Destek bütçesi, Tarım Kanunu'nda belirtildiği gibi gayrisafi yurtiçi hasılanın en az yüzde 1'i oranında olmalıdır. Destekler ekimden önce açıklanmalı ve zamanında verilmelidir.

Üzerinde tarımsal üretim yapılan fakat çeşitli nedenlerle Çiftçi Kayıt Sistemi'ne dahil edilemeyen araziler de tarımsal destekleme sistemine dahil edilmelidir.

Organik tarım ve iyi tarım uygulamalarında destekler artırılmalıdır.

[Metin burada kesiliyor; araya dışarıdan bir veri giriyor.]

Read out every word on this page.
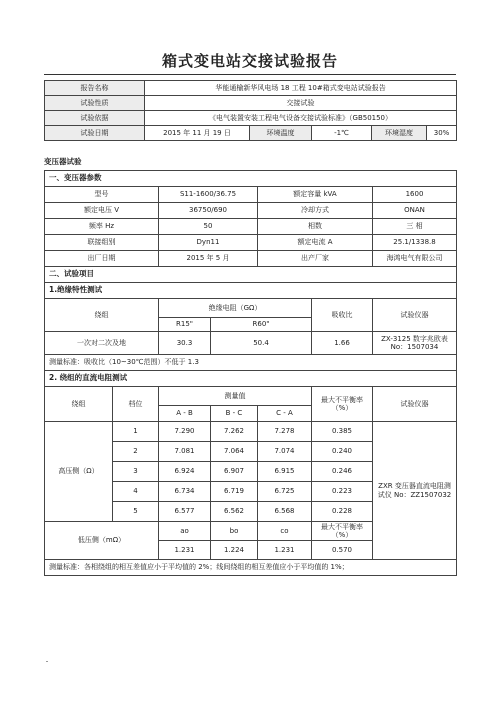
箱式变电站交接试验报告
报告名称	华能通榆新华风电场 18 工程 10#箱式变电站试验报告				
试验性质	交接试验				
试验依据	《电气装置安装工程电气设备交接试验标准》（GB50150）				
试验日期	2015 年 11 月 19 日	环境温度	-1℃	环境湿度	30%
变压器试验
一、变压器参数						
型号		S11-1600/36.75		额定容量 kVA		1600
额定电压 V		36750/690		冷却方式		ONAN
频率 Hz		50		相数		三 相
联接组别		Dyn11		额定电流 A		25.1/1338.8
出厂日期		2015 年 5 月		出产厂家		海鸿电气有限公司
二、试验项目						
1.绝缘特性测试						
绕组		绝缘电阻（GΩ）			吸收比	试验仪器
		R15"	R60"			
一次对二次及地		30.3	50.4		1.66	ZX-3125 数字兆欧表No：1507034
测量标准：吸收比（10~30℃范围）不低于 1.3						
2. 绕组的直流电阻测试						
绕组	档位	测量值			最大不平衡率（%）	试验仪器
		A - B	B - C	C - A		
高压侧（Ω）	1	7.290	7.262	7.278	0.385	ZXR 变压器直流电阻测试仪 No：ZZ1507032
	2	7.081	7.064	7.074	0.240	
	3	6.924	6.907	6.915	0.246	
	4	6.734	6.719	6.725	0.223	
	5	6.577	6.562	6.568	0.228	
低压侧（mΩ）		ao	bo	co	最大不平衡率（%）	
		1.231	1.224	1.231	0.570	
测量标准：各相绕组的相互差值应小于平均值的 2%；线间绕组的相互差值应小于平均值的 1%；						
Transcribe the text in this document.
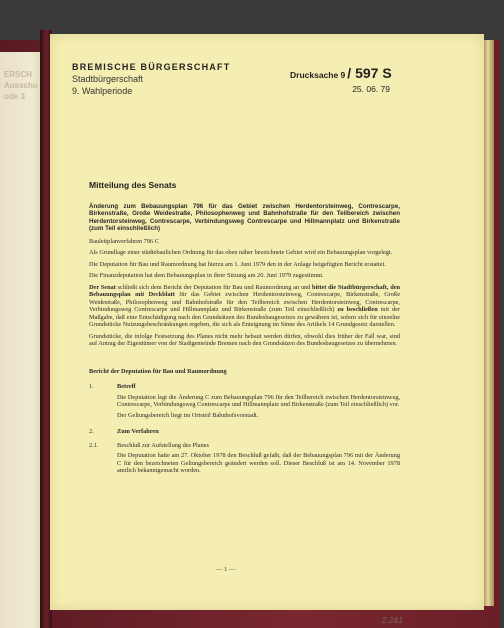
ERSCH
Ausschu
ode 3
BREMISCHE BÜRGERSCHAFT
Stadtbürgerschaft
9. Wahlperiode
Drucksache 9 / 597 S
25. 06. 79
Mitteilung des Senats

Änderung zum Bebauungsplan 796 für das Gebiet zwischen Herdentorsteinweg, Contrescarpe, Birkenstraße, Große Weidestraße, Philosophenweg und Bahnhofstraße für den Teilbereich zwischen Herdentorsteinweg, Contrescarpe, Verbindungsweg Contrescarpe und Hillmannplatz und Birkenstraße (zum Teil einschließlich)

Bauleitplanverfahren 796 C

Als Grundlage einer städtebaulichen Ordnung für das oben näher bezeichnete Gebiet wird ein Bebauungsplan vorgelegt.

Die Deputation für Bau und Raumordnung hat hierzu am 1. Juni 1979 den in der Anlage beigefügten Bericht erstattet.

Die Finanzdeputation hat dem Bebauungsplan in ihrer Sitzung am 20. Juni 1979 zugestimmt.

Der Senat schließt sich dem Bericht der Deputation für Bau und Raumordnung an und bittet die Stadtbürgerschaft, den Bebauungsplan mit Deckblatt für das Gebiet zwischen Herdentorsteinweg, Contrescarpe, Birkenstraße, Große Weidestraße, Philosophenweg und Bahnhofstraße für den Teilbereich zwischen Herdentorsteinweg, Contrescarpe, Verbindungsweg Contrescarpe und Hillmannplatz und Birkenstraße (zum Teil einschließlich) zu beschließen mit der Maßgabe, daß eine Entschädigung nach den Grundsätzen des Bundesbaugesetzes zu gewähren ist, sofern sich für einzelne Grundstücke Nutzungsbeschränkungen ergeben, die sich als Enteignung im Sinne des Artikels 14 Grundgesetz darstellen.

Grundstücke, die infolge Festsetzung des Planes nicht mehr bebaut werden dürfen, obwohl dies früher der Fall war, sind auf Antrag der Eigentümer von der Stadtgemeinde Bremen nach den Grundsätzen des Bundesbaugesetzes zu übernehmen.

Bericht der Deputation für Bau und Raumordnung
1.	Betreff

Die Deputation legt die Änderung C zum Bebauungsplan 796 für den Teilbereich zwischen Herdentorsteinweg, Contrescarpe, Verbindungsweg Contrescarpe und Hillmannplatz und Birkenstraße (zum Teil einschließlich) vor.

Der Geltungsbereich liegt im Ortsteil Bahnhofsvorstadt.

2.	Zum Verfahren
2.1.	Beschluß zur Aufstellung des Planes

Die Deputation hatte am 27. Oktober 1978 den Beschluß gefaßt, daß der Bebauungsplan 796 mit der Änderung C für den bezeichneten Geltungsbereich geändert werden soll. Dieser Beschluß ist am 14. November 1978 amtlich bekanntgemacht worden.

— 1 —
2.2&1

Zeytinyağı ve pamuk prim desteğine getirilen dekara verim sınırlaması kaldırılmalıdır.

Çay Kanunu taslağı bir an önce yasalaşmalıdır.

Yeraltı barajlarının yapımına hız verilmeli ve sayıları artırılmalıdır.

Sözleşmeli üretim, lisanslı depoculuk ve ürün ihtisas borsaları yaygınlaştırılmalıdır. Depo kurulumu tüm bölgelerde destekleme kapsamına alınmalıdır. Lisanslı depoculukta küçük çiftçilere pozitif ayrıcalıklar tanınmalıdır.

Hayvansal üretim kayıt altına alınmalıdır. Hayvancılığın yoğun yapıldığı yerlerde devlet destekli yem fabrikaları kurulmalıdır.

Et ve Süt Kurumu özerk yapıya kavuşturulmalı, piyasayı etkin regüle etmesi sağlanmalıdır.

Yem piyasasında istikrar sağlamak için Toprak Mahsulleri Ofisi, Tarım Kredi Kooperatifleri ve üretici örgütleri kanalıyla üreticilere sözleşmeli üretim kapsamında uygun fiyattan yem satışı yapılmalıdır.

Buzağı kayıplarını azaltacak ve kaba yem piyasasına yönelik 'Ulusal Eylem Planı' hayata geçirilmelidir."